You’ll remember those games – including the University of Montana home football matchup with the University of Idaho – were cancelled as we struggled with what might come next and pondered the safety of putting so many people in vulnerable situations.

But after a short hiatus, baseball and other sports returned and days later, we gathered in stadiums across the country to pay our respects to those who died and tried to restore a sense of normalcy to our lives.

Grizzly football had opened the 2001 season at San Luis Obispo – with a win over Cal Poly, this week’s Sept. 10 home opponent.

After the players returned to Missoula, we headed to the University of Hawaii followed by a legion of fans.

After a 30-7 loss to the Tommy Chang-led Warriors, the only blemish on that national championship season, the Grizzlies returned home on a non-stop flight to Missoula, ahead of many of their families and fans.

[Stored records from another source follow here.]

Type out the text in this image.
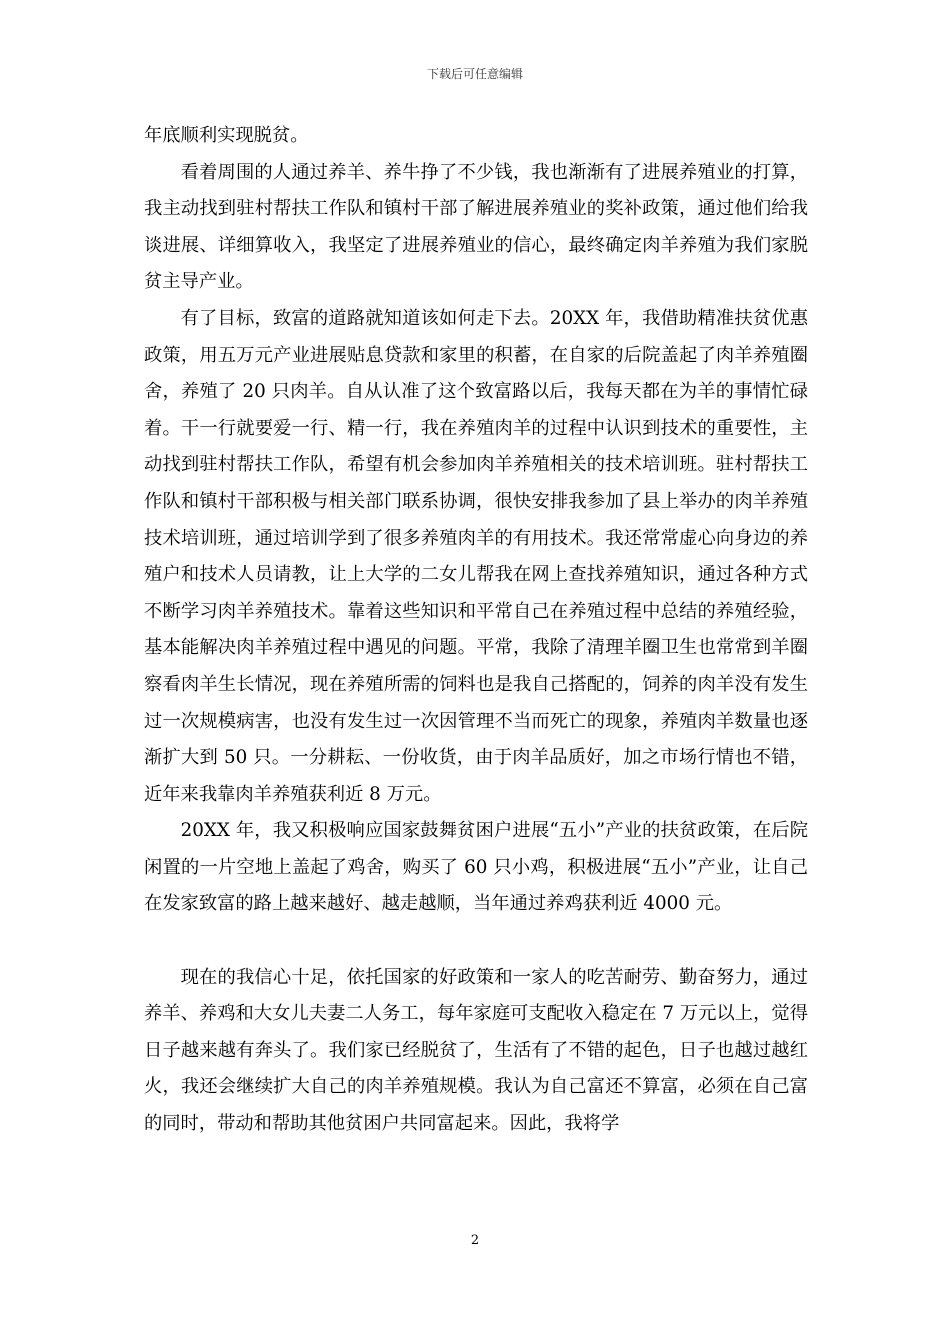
下载后可任意编辑

年底顺利实现脱贫。

看着周围的人通过养羊、养牛挣了不少钱，我也渐渐有了进展养殖业的打算，我主动找到驻村帮扶工作队和镇村干部了解进展养殖业的奖补政策，通过他们给我谈进展、详细算收入，我坚定了进展养殖业的信心，最终确定肉羊养殖为我们家脱贫主导产业。

有了目标，致富的道路就知道该如何走下去。20XX 年，我借助精准扶贫优惠政策，用五万元产业进展贴息贷款和家里的积蓄，在自家的后院盖起了肉羊养殖圈舍，养殖了 20 只肉羊。自从认准了这个致富路以后，我每天都在为羊的事情忙碌着。干一行就要爱一行、精一行，我在养殖肉羊的过程中认识到技术的重要性，主动找到驻村帮扶工作队，希望有机会参加肉羊养殖相关的技术培训班。驻村帮扶工作队和镇村干部积极与相关部门联系协调，很快安排我参加了县上举办的肉羊养殖技术培训班，通过培训学到了很多养殖肉羊的有用技术。我还常常虚心向身边的养殖户和技术人员请教，让上大学的二女儿帮我在网上查找养殖知识，通过各种方式不断学习肉羊养殖技术。靠着这些知识和平常自己在养殖过程中总结的养殖经验，基本能解决肉羊养殖过程中遇见的问题。平常，我除了清理羊圈卫生也常常到羊圈察看肉羊生长情况，现在养殖所需的饲料也是我自己搭配的，饲养的肉羊没有发生过一次规模病害，也没有发生过一次因管理不当而死亡的现象，养殖肉羊数量也逐渐扩大到 50 只。一分耕耘、一份收货，由于肉羊品质好，加之市场行情也不错，近年来我靠肉羊养殖获利近 8 万元。

20XX 年，我又积极响应国家鼓舞贫困户进展“五小”产业的扶贫政策，在后院闲置的一片空地上盖起了鸡舍，购买了 60 只小鸡，积极进展“五小”产业，让自己在发家致富的路上越来越好、越走越顺，当年通过养鸡获利近 4000 元。

现在的我信心十足，依托国家的好政策和一家人的吃苦耐劳、勤奋努力，通过养羊、养鸡和大女儿夫妻二人务工，每年家庭可支配收入稳定在 7 万元以上，觉得日子越来越有奔头了。我们家已经脱贫了，生活有了不错的起色，日子也越过越红火，我还会继续扩大自己的肉羊养殖规模。我认为自己富还不算富，必须在自己富的同时，带动和帮助其他贫困户共同富起来。因此，我将学

2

When the planes hit the towers, the Pentagon and crashed in Pennsylvania, some of those fans were in the air, others in airports stateside, still others waiting to board a flight somewhere on the islands.

And while those of us who had landed safely in Missoula and scrambled with our jobs – in my case as a Missoulian news staffer working on an immediate special section, one of two to hit the street that afternoon – most of Griz Nation who attended the Saturday game were left to rebook canceled flights.

Of course there were no flights for several days, few available rental cars or alternative transportation and the days following Sept. 11 were filled with confusion and uncertainty.

But I submit, that like other trying circumstances in this nation’s history, it was sports and football in particular that returned us to some form of sanity.

And now 10 years later sports continue to fill that key cog in continued times of uncertainty.